Mizeracka, Karolina et al. (2021) International Worm Meeting "Two of the 30 EGF domains in FBN-1/Fibrillin are required for sensory dendrite extension"

Heiman, Maxwell, Mizeracka, Karolina, Shaham, Shai

[International Worm Meeting, 2021]

Many extracellular matrix (ECM) components are large proteins composed of highly repetitive domains. For example, FBN-1/Fibrillin is a ~2700 aa protein with 30 EGF-like domains. In principle, such repetitive domains could function redundantly, for example to cross-link other matrix components, or they could be distinct modules with specialized functions. In previous studies, disruption of fbn-1 with a large internal deletion (tm290) or RNAi caused almost complete lethality and severe molting defects. In contrast, through a genetic screen for mutants affecting amphid dendrite morphogenesis, we identified two alleles of fbn-1 (ns67 and ns283) that introduce missense mutations within 32 aa in the first two N-terminal EGF-like domains (EGF1-2). These mutants cause weakly penetrant defects in amphid dendrite extension (8% and 19% defective, respectively), with minimal lethality or molting defects, suggesting that the EGF1-2 domains perform a specialized function related to dendrite extension.

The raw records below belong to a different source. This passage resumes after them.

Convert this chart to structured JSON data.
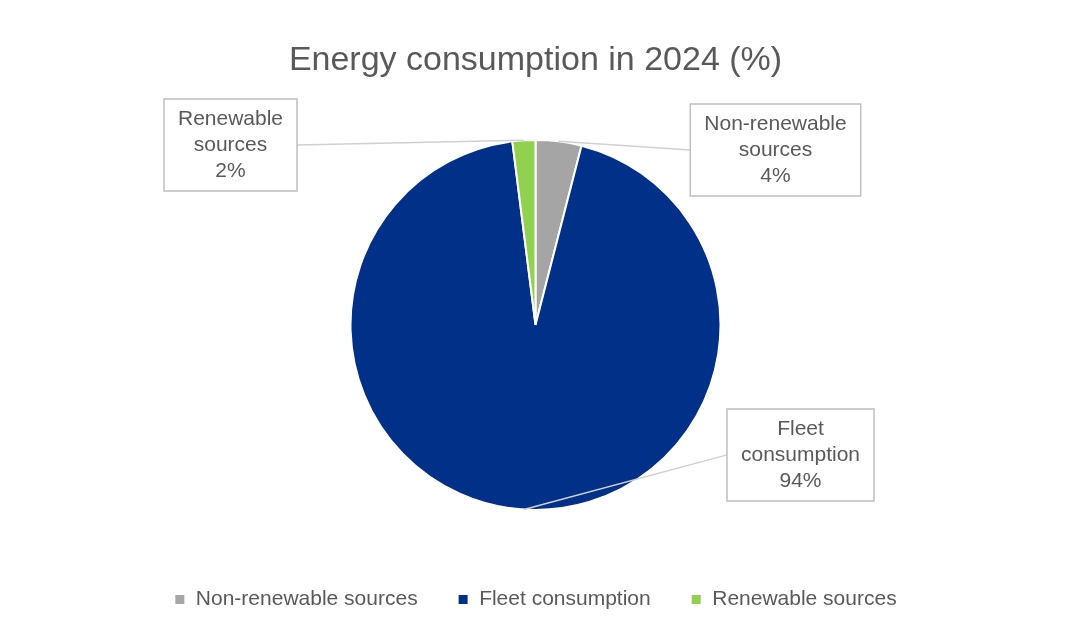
{
  "chart_data": {
    "type": "pie",
    "title": "Energy consumption in 2024 (%)",
    "categories": [
      "Non-renewable sources",
      "Fleet consumption",
      "Renewable sources"
    ],
    "values": [
      4,
      94,
      2
    ],
    "colors": [
      "#a5a5a5",
      "#003087",
      "#92d050"
    ],
    "value_labels": [
      "4%",
      "94%",
      "2%"
    ],
    "legend": "bottom"
  }
}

To further understand this, we generated a small in-frame deletion encompassing EGF1-2 (syb239) and a complete deletion of fbn-1 (syb240) using CRISPR/Cas9. Consistent with our original mutant analysis, syb239 has weakly penetrant amphid dendrite extension defects (8% defective), while syb240 exhibits severe embryonic lethality, supporting the idea of a specialized role for EGF1-2. Amphid dendrite extension also requires another ECM protein, DYF-7, which is produced by the amphid neurons and forms "caps" at the dendrite endings that prevent rupture of the developing neuron-glia sensory epithelium. FBN-1 is expressed by hypodermal cells at this stage, and we find that the EGF1-2 domains are required for proper formation of DYF-7 caps. These results show that distinct domains within FBN-1 may be specialized to support different aspects of its function, and suggest that even highly repetitive domains in ECM proteins may reflect modularity rather than redundancy.